Canopy Growth announced in January its intention to invest up to $150 million in hemp production in New York State. And other US-based cannabis companies, including Vertical Brands, have spun off their hemp and CBD businesses into standalone entities to better access institutional capital and prepare for initial public offerings on major US exchanges.
On top of that, some mainstream private equity and venture capital firms, including Greycroft, have recently greenlit investments into CBD startups.
In the healthcare realm, the analysts noted that on the heels of the recent FDA approval of Epidiolex, more companies could be working on similar products. Canadian marijuana producer Tilray (who recently inked deals with drug giant Novartis) and opioid maker Insys are both running clinical trials in seizure disorders, they wrote.
CBD products are also gaining a presence in independent pharmacies — the non-Walgreens or CVSs of the world — where they are already selling or have plans to sell CBD oil.
“Independent pharmacies likely find the high-margin profile of CBD oils attractive, which we suspect is similar to those of more traditional over-the-counter drugs,” they write.
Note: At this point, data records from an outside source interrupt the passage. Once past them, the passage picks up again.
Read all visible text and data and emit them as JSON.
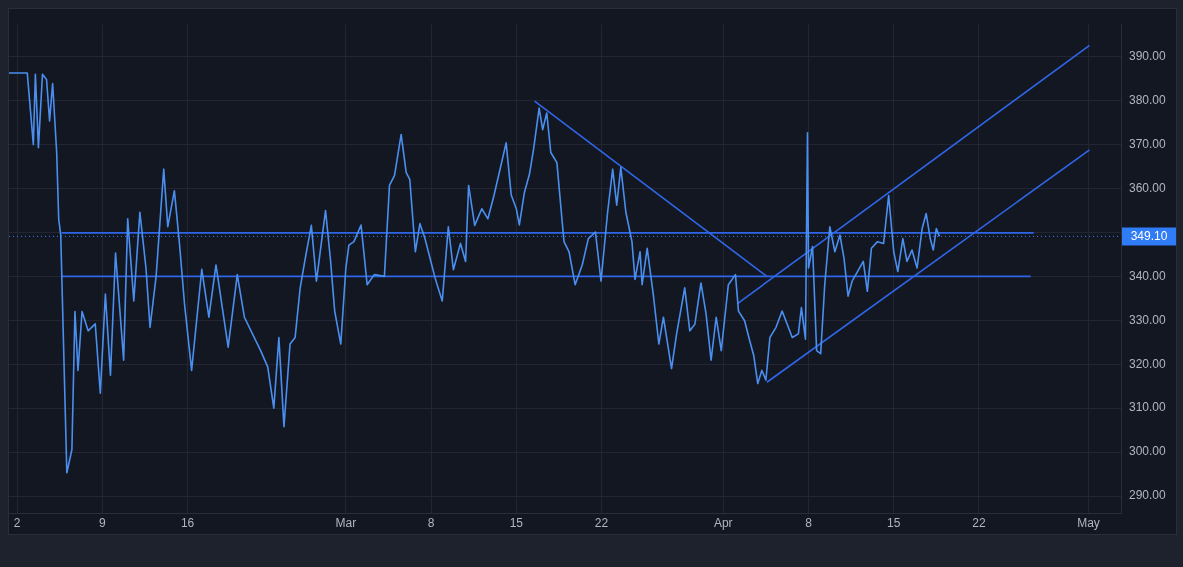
{
  "chart_data": {
    "type": "line",
    "grid": true,
    "legend": false,
    "marker": "none",
    "xlim": [
      "--02-01T08:00",
      "--05-03T16:00"
    ],
    "xticks": [
      {
        "value": "--02-02",
        "label": "2"
      },
      {
        "value": "--02-09",
        "label": "9"
      },
      {
        "value": "--02-16",
        "label": "16"
      },
      {
        "value": "--03-01",
        "label": "Mar"
      },
      {
        "value": "--03-08",
        "label": "8"
      },
      {
        "value": "--03-15",
        "label": "15"
      },
      {
        "value": "--03-22",
        "label": "22"
      },
      {
        "value": "--04-01",
        "label": "Apr"
      },
      {
        "value": "--04-08",
        "label": "8"
      },
      {
        "value": "--04-15",
        "label": "15"
      },
      {
        "value": "--04-22",
        "label": "22"
      },
      {
        "value": "--05-01",
        "label": "May"
      }
    ],
    "ylim": [
      286,
      397.4
    ],
    "yticks": [
      {
        "value": 290,
        "label": "290.00"
      },
      {
        "value": 300,
        "label": "300.00"
      },
      {
        "value": 310,
        "label": "310.00"
      },
      {
        "value": 320,
        "label": "320.00"
      },
      {
        "value": 330,
        "label": "330.00"
      },
      {
        "value": 340,
        "label": "340.00"
      },
      {
        "value": 350,
        "label": null
      },
      {
        "value": 360,
        "label": "360.00"
      },
      {
        "value": 370,
        "label": "370.00"
      },
      {
        "value": 380,
        "label": "380.00"
      },
      {
        "value": 390,
        "label": "390.00"
      }
    ],
    "ref_lines": [
      {
        "axis": "y",
        "value": 349.1,
        "label": "349.10",
        "color": "#2f7cf6",
        "line_style": "dotted"
      }
    ],
    "series": [
      {
        "color": "#4a8ff0",
        "x": [
          "--02-01T08:00",
          "--02-02T20:00",
          "--02-03T08:00",
          "--02-03T12:00",
          "--02-03T18:00",
          "--02-04T02:00",
          "--02-04T10:00",
          "--02-04T16:00",
          "--02-04T22:00",
          "--02-05T06:00",
          "--02-05T10:00",
          "--02-05T14:00",
          "--02-06T02:00",
          "--02-06T12:00",
          "--02-06T18:00",
          "--02-07T00:00",
          "--02-07T08:00",
          "--02-07T20:00",
          "--02-08T10:00",
          "--02-08T20:00",
          "--02-09T06:00",
          "--02-09T16:00",
          "--02-10T02:00",
          "--02-10T18:00",
          "--02-11T02:00",
          "--02-11T14:00",
          "--02-12T02:00",
          "--02-12T14:00",
          "--02-12T22:00",
          "--02-13T10:00",
          "--02-14T01:00",
          "--02-14T09:00",
          "--02-14T22:00",
          "--02-15T08:00",
          "--02-15T18:00",
          "--02-16T08:00",
          "--02-17T04:00",
          "--02-17T18:00",
          "--02-18T08:00",
          "--02-19T08:00",
          "--02-20T02:00",
          "--02-20T16:00",
          "--02-22T00:00",
          "--02-22T14:00",
          "--02-23T02:00",
          "--02-23T12:00",
          "--02-23T22:00",
          "--02-24T10:00",
          "--02-24T20:00",
          "--02-25T06:00",
          "--02-25T16:00",
          "--02-26T04:00",
          "--02-26T14:00",
          "--02-27T08:00",
          "--02-27T18:00",
          "--02-28T02:00",
          "--02-28T14:00",
          "--03-01T00:00",
          "--03-01T06:00",
          "--03-01T16:00",
          "--03-02T06:00",
          "--03-02T18:00",
          "--03-03T08:00",
          "--03-04T04:00",
          "--03-04T14:00",
          "--03-05T00:00",
          "--03-05T13:00",
          "--03-05T23:00",
          "--03-06T06:00",
          "--03-06T17:00",
          "--03-07T02:00",
          "--03-07T12:00",
          "--03-08T08:00",
          "--03-08T22:00",
          "--03-09T10:00",
          "--03-09T20:00",
          "--03-10T10:00",
          "--03-10T20:00",
          "--03-11T02:00",
          "--03-11T14:00",
          "--03-12T04:00",
          "--03-12T16:00",
          "--03-13T04:00",
          "--03-14T04:00",
          "--03-14T14:00",
          "--03-15T00:00",
          "--03-15T06:00",
          "--03-15T16:00",
          "--03-16T02:00",
          "--03-16T10:00",
          "--03-16T21:00",
          "--03-17T04:00",
          "--03-17T12:00",
          "--03-17T20:00",
          "--03-18T08:00",
          "--03-18T22:00",
          "--03-19T08:00",
          "--03-19T20:00",
          "--03-20T10:00",
          "--03-20T22:00",
          "--03-21T12:00",
          "--03-21T23:00",
          "--03-22T12:00",
          "--03-22T22:00",
          "--03-23T06:00",
          "--03-23T14:00",
          "--03-24T00:00",
          "--03-24T12:00",
          "--03-24T18:00",
          "--03-25T04:00",
          "--03-25T08:00",
          "--03-25T18:00",
          "--03-26T06:00",
          "--03-26T17:00",
          "--03-27T02:00",
          "--03-27T18:00",
          "--03-28T04:00",
          "--03-28T20:00",
          "--03-29T06:00",
          "--03-29T16:00",
          "--03-30T04:00",
          "--03-30T14:00",
          "--03-31T00:00",
          "--03-31T10:00",
          "--03-31T20:00",
          "--04-01T10:00",
          "--04-02T00:00",
          "--04-02T06:00",
          "--04-02T18:00",
          "--04-03T04:00",
          "--04-03T12:00",
          "--04-03T20:00",
          "--04-04T04:00",
          "--04-04T12:00",
          "--04-04T20:00",
          "--04-05T08:00",
          "--04-05T20:00",
          "--04-06T16:00",
          "--04-07T04:00",
          "--04-07T10:00",
          "--04-07T18:00",
          "--04-07T22:00",
          "--04-08T00:00",
          "--04-08T08:00",
          "--04-08T16:00",
          "--04-09T00:00",
          "--04-09T08:00",
          "--04-09T18:00",
          "--04-10T04:00",
          "--04-10T14:00",
          "--04-10T22:00",
          "--04-11T06:00",
          "--04-11T14:00",
          "--04-12T12:00",
          "--04-12T20:00",
          "--04-13T04:00",
          "--04-13T16:00",
          "--04-14T04:00",
          "--04-14T14:00",
          "--04-15T00:00",
          "--04-15T08:00",
          "--04-15T18:00",
          "--04-16T02:00",
          "--04-16T12:00",
          "--04-16T22:00",
          "--04-17T08:00",
          "--04-17T16:00",
          "--04-18T00:00",
          "--04-18T06:00",
          "--04-18T12:00",
          "--04-18T18:00"
        ],
        "values": [
          386.3,
          386.3,
          370,
          386,
          369.3,
          386,
          384.8,
          375.4,
          383.9,
          368.2,
          353,
          349.4,
          295.3,
          300.6,
          332,
          318.6,
          332,
          327.6,
          329.2,
          313.4,
          336,
          317.5,
          345.3,
          320.9,
          353.1,
          334.4,
          354.6,
          341.9,
          328.4,
          340,
          364.4,
          351.3,
          359.5,
          347.5,
          333.7,
          318.6,
          341.6,
          330.7,
          342.6,
          323.9,
          340.4,
          330.7,
          323.1,
          319.4,
          310,
          326.1,
          305.8,
          324.6,
          326.1,
          337.4,
          344.1,
          351.6,
          338.9,
          355,
          343.4,
          332.1,
          324.6,
          341.9,
          347.1,
          347.9,
          351.7,
          338.1,
          340.4,
          340,
          360.7,
          363,
          372.3,
          363.6,
          362.1,
          345.6,
          352,
          348.6,
          339.6,
          334.4,
          351.3,
          341.5,
          347.5,
          343.4,
          360.7,
          351.6,
          355.4,
          353.1,
          358.4,
          370.4,
          358.5,
          355.4,
          351.7,
          359.1,
          363.3,
          368.9,
          378.3,
          373.4,
          377.2,
          368.2,
          365.9,
          347.9,
          345.6,
          338.1,
          342.6,
          348.6,
          350.1,
          338.9,
          354.6,
          364.4,
          356.2,
          364.8,
          354.6,
          347.9,
          339.3,
          345.6,
          338.1,
          346.4,
          335.9,
          324.6,
          330.7,
          319,
          326.9,
          337.4,
          327.6,
          329.1,
          338.5,
          331.5,
          320.9,
          330.7,
          323.1,
          338.1,
          340.4,
          332.1,
          329.9,
          325.4,
          322,
          315.6,
          318.6,
          316.4,
          326.1,
          328.4,
          332.1,
          326.1,
          326.9,
          332.9,
          325.7,
          372.7,
          341.9,
          346.8,
          323.1,
          322.4,
          338.1,
          351.3,
          345.6,
          349.4,
          344.1,
          335.5,
          338.9,
          343.4,
          336.6,
          346.4,
          347.9,
          347.5,
          358.4,
          345.6,
          341.1,
          348.6,
          343.4,
          346,
          341.9,
          350.9,
          354.3,
          348.6,
          346,
          350.9,
          349.1
        ]
      },
      {
        "color": "#2f66e8",
        "x": [
          "--02-05T16:00",
          "--04-26T12:00"
        ],
        "values": [
          349.9,
          349.9
        ]
      },
      {
        "color": "#2f66e8",
        "x": [
          "--02-05T16:00",
          "--04-26T06:00"
        ],
        "values": [
          340,
          340
        ]
      },
      {
        "color": "#2f66e8",
        "x": [
          "--03-16T12:00",
          "--04-04T14:00"
        ],
        "values": [
          379.9,
          340
        ]
      },
      {
        "color": "#2f66e8",
        "x": [
          "--04-02T04:00",
          "--05-01T02:00"
        ],
        "values": [
          333.8,
          392.6
        ]
      },
      {
        "color": "#2f66e8",
        "x": [
          "--04-04T14:00",
          "--05-01T02:00"
        ],
        "values": [
          315.9,
          368.8
        ]
      }
    ]
  }
}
And although large pharmacy chains like CVS are not currently selling CBD, they may do so in the future. The analysts note that the US holding company behind Walgreens, known as the Walgreens Boots Alliance, for example, has indicated that it is monitoring the CBD market.
The analysts were also interested in emerging means of making marijuana compounds that don’t require growing and harvesting the plants.
Lab-grown CBD and THC have gained a lot of recent interest from startups in recent years. The process would use a technique known as synthetic biology or biosynthesis to coax genetically altered organisms like yeast into churning out the marijuana compounds. Doing so, the analysts write, could save manufacturers money and time.
Last fall, synthetic biology startup Ginkgo Bioworks inked a $122-million deal with Canadian cannabis company Cronos to make compounds like THC and CBD in a lab. The startup is also interested in making lesser-known marijuana compounds that are currently present in only very low concentrations in the plant.
These compounds could have potential therapeutic properties. Some research suggests that THCV, for example, may help staunch appetite. But scientists haven’t been able to explore these compounds in depth because their presence in plants is so low.
“Compared to chemical methods, biosynthesis methods are more cost-effective, scalable, and environmentally friendly,” the analysts write. And “compared to traditional methods, biosynthesis of cannabinoids is potentially more sustainable, more reliable, faster, and less expensive.”
Cowen outline a few challenges to CBD’s growth. For one, the analysts say that the “economics” of CBD as a commodity will “diminish” because of simple supply-and-demand issues. As supply rises, the analysts write, CBD as an ingredient will become cheaper — but hemp seeds, due to increased demand, will become more expensive.